Evaluate Limx-->0 √(√x+x^3) . cos(π/x) uing sandwich theorem

Answer 1

Thanks Ishan ;)

Answer 2

btw Evaluate √ is only on (√x+x^3)

Answer 3

Oh okay.

Answer 4

\[\left(\sqrt{x} + x^3\right)\cos \frac{\pi}x\]?

Answer 5

No there is also a radical sign on (√x+x^3)

Answer 6

\[\sqrt{\left(\sqrt{x} + x^3\right)}\cos \frac{\pi}x\]

Answer 7

Hmm the Radical part is Zero at x-> 0

Answer 8

The range of the cosine function is from -1 to 1.

Answer 9

So. no matter what you put in as the domain cos or cosine function is limited by its range i.e [-1,1]. In my opinion the limit should approach Zero

Answer 10

http://calculus.nipissingu.ca/problems/limit_problems.html qustion 1 at the bottom of the page

Answer 11

Thats where I got this from

Answer 12

http://calculus.nipissingu.ca/problems/limit_problems.html

Answer 13

Hmm okay. but the answer should be Zero.

Answer 14

In the hint it says use sandwich theorem.The question has more to it ;)

Answer 15

However I think 0 is a reasonab;e answer.Thanks for your help anyway.

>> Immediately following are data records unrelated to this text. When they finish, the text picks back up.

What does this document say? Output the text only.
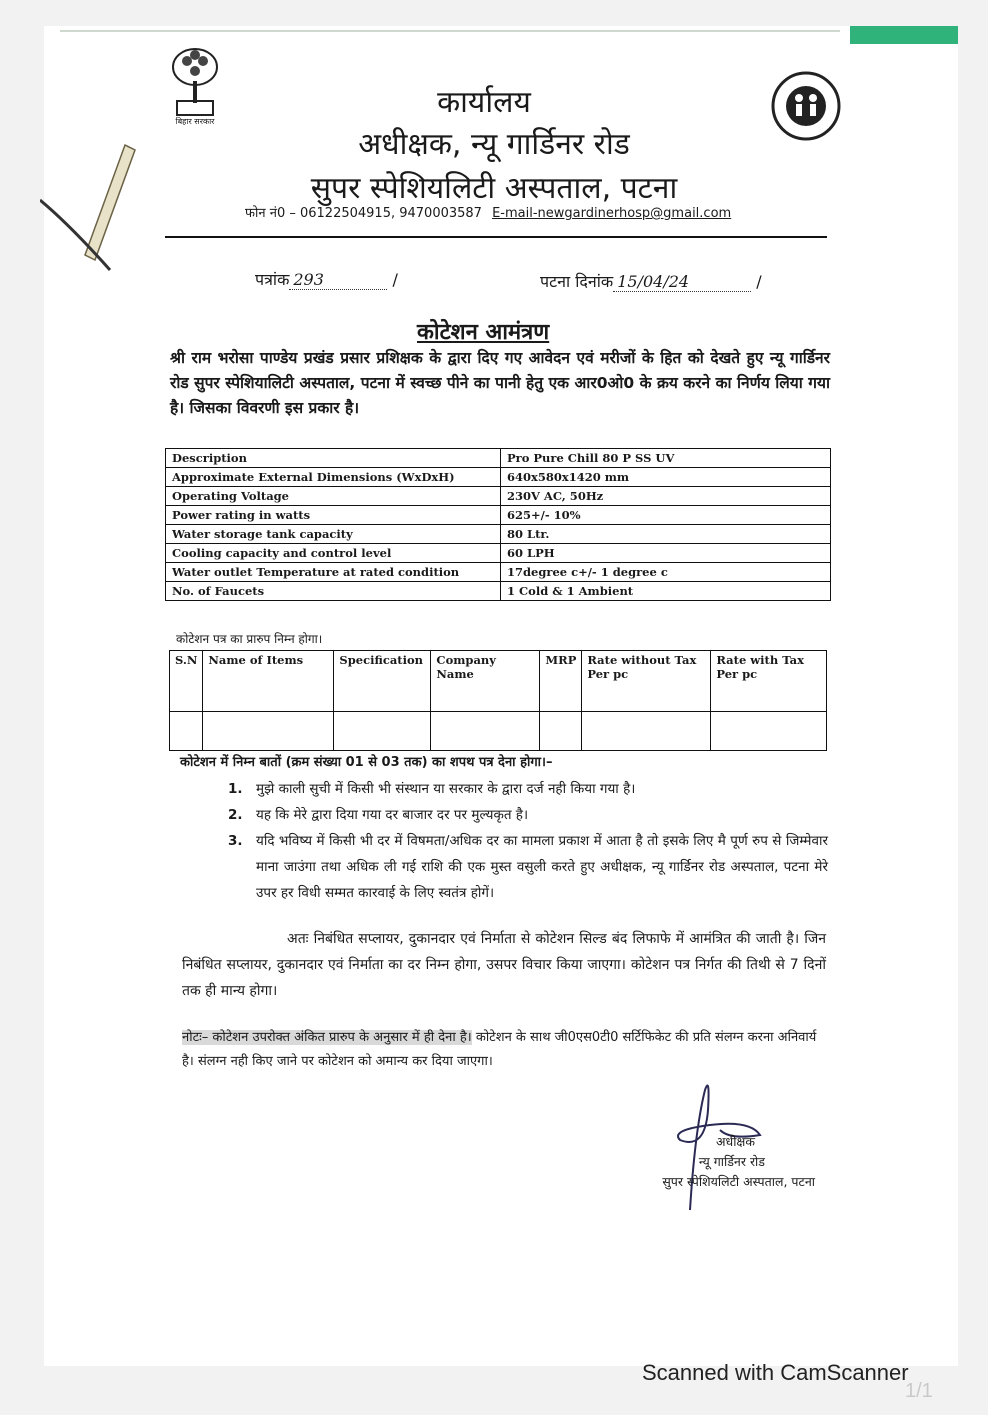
बिहार सरकार
कार्यालय
अधीक्षक, न्यू गार्डिनर रोड
सुपर स्पेशियलिटी अस्पताल, पटना
फोन नं0 – 06122504915, 9470003587 E-mail-newgardinerhosp@gmail.com
पत्रांक 293	/	पटना दिनांक 15/04/24	/
कोटेशन आमंत्रण
श्री राम भरोसा पाण्डेय प्रखंड प्रसार प्रशिक्षक के द्वारा दिए गए आवेदन एवं मरीजों के हित को देखते हुए न्यू गार्डिनर रोड सुपर स्पेशियालिटी अस्पताल, पटना में स्वच्छ पीने का पानी हेतु एक आर0ओ0 के क्रय करने का निर्णय लिया गया है। जिसका विवरणी इस प्रकार है।
Description	Pro Pure Chill 80 P SS UV
Approximate External Dimensions (WxDxH)	640x580x1420 mm
Operating Voltage	230V AC, 50Hz
Power rating in watts	625+/- 10%
Water storage tank capacity	80 Ltr.
Cooling capacity and control level	60 LPH
Water outlet Temperature at rated condition	17degree c+/- 1 degree c
No. of Faucets	1 Cold & 1 Ambient
कोटेशन पत्र का प्रारुप निम्न होगा।
S.N	Name of Items	Specification	Company Name	MRP	Rate without Tax Per pc	Rate with Tax Per pc

कोटेशन में निम्न बातों (क्रम संख्या 01 से 03 तक) का शपथ पत्र देना होगा।–
1. मुझे काली सुची में किसी भी संस्थान या सरकार के द्वारा दर्ज नही किया गया है।
2. यह कि मेरे द्वारा दिया गया दर बाजार दर पर मुल्यकृत है।
3. यदि भविष्य में किसी भी दर में विषमता/अधिक दर का मामला प्रकाश में आता है तो इसके लिए मै पूर्ण रुप से जिम्मेवार माना जाउंगा तथा अधिक ली गई राशि की एक मुस्त वसुली करते हुए अधीक्षक, न्यू गार्डिनर रोड अस्पताल, पटना मेरे उपर हर विधी सम्मत कारवाई के लिए स्वतंत्र होगें।
अतः निबंधित सप्लायर, दुकानदार एवं निर्माता से कोटेशन सिल्ड बंद लिफाफे में आमंत्रित की जाती है। जिन निबंधित सप्लायर, दुकानदार एवं निर्माता का दर निम्न होगा, उसपर विचार किया जाएगा। कोटेशन पत्र निर्गत की तिथी से 7 दिनों तक ही मान्य होगा।
नोटः– कोटेशन उपरोक्त अंकित प्रारुप के अनुसार में ही देना है। कोटेशन के साथ जी0एस0टी0 सर्टिफिकेट की प्रति संलग्न करना अनिवार्य है। संलग्न नही किए जाने पर कोटेशन को अमान्य कर दिया जाएगा।
अधीक्षक
न्यू गार्डिनर रोड
सुपर स्पेशियलिटी अस्पताल, पटना
Scanned with CamScanner
1/1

Gve youa badge ;)

Answer 16

I don't know how to use Sandwhich theorem but the function cos is limited by its range [-1,1] and the radical part is Zero. So, the answer should be Zero.

Answer 17

I in grade 12 as well ;)

Answer 18

\[-1\le \cos t\le 1\]\[t = \frac{\pi}x\]\[-1\le \cos \frac{\pi}x\le1\]\[ \implies -\sqrt{\left(\sqrt{x} + x^3\right)}\le \sqrt{\left(\sqrt{x} + x^3\right)}\cos \frac{\pi}x\le \sqrt{\left(\sqrt{x} + x^3\right)}\]When \(x\to 0\).
\[0 \le \lim_{x\to0}\sqrt{\left(\sqrt{x} + x^3\right)}\cos\frac{\pi}x\le0\]\[\implies \lim_{x\to0}\sqrt{\left(\sqrt{x} + x^3\right)}\cos\frac{\pi}x\]
I like Squeeze Theorem or Sandwich Theorem (Just googled it)

Answer 19

The last eqation should be\[\implies \lim_{x\to0}\sqrt{\left(\sqrt{x} + x^3\right)}\cos\frac{\pi}x=0\]

Answer 20

equation*

Answer 21

I am prone to typos :(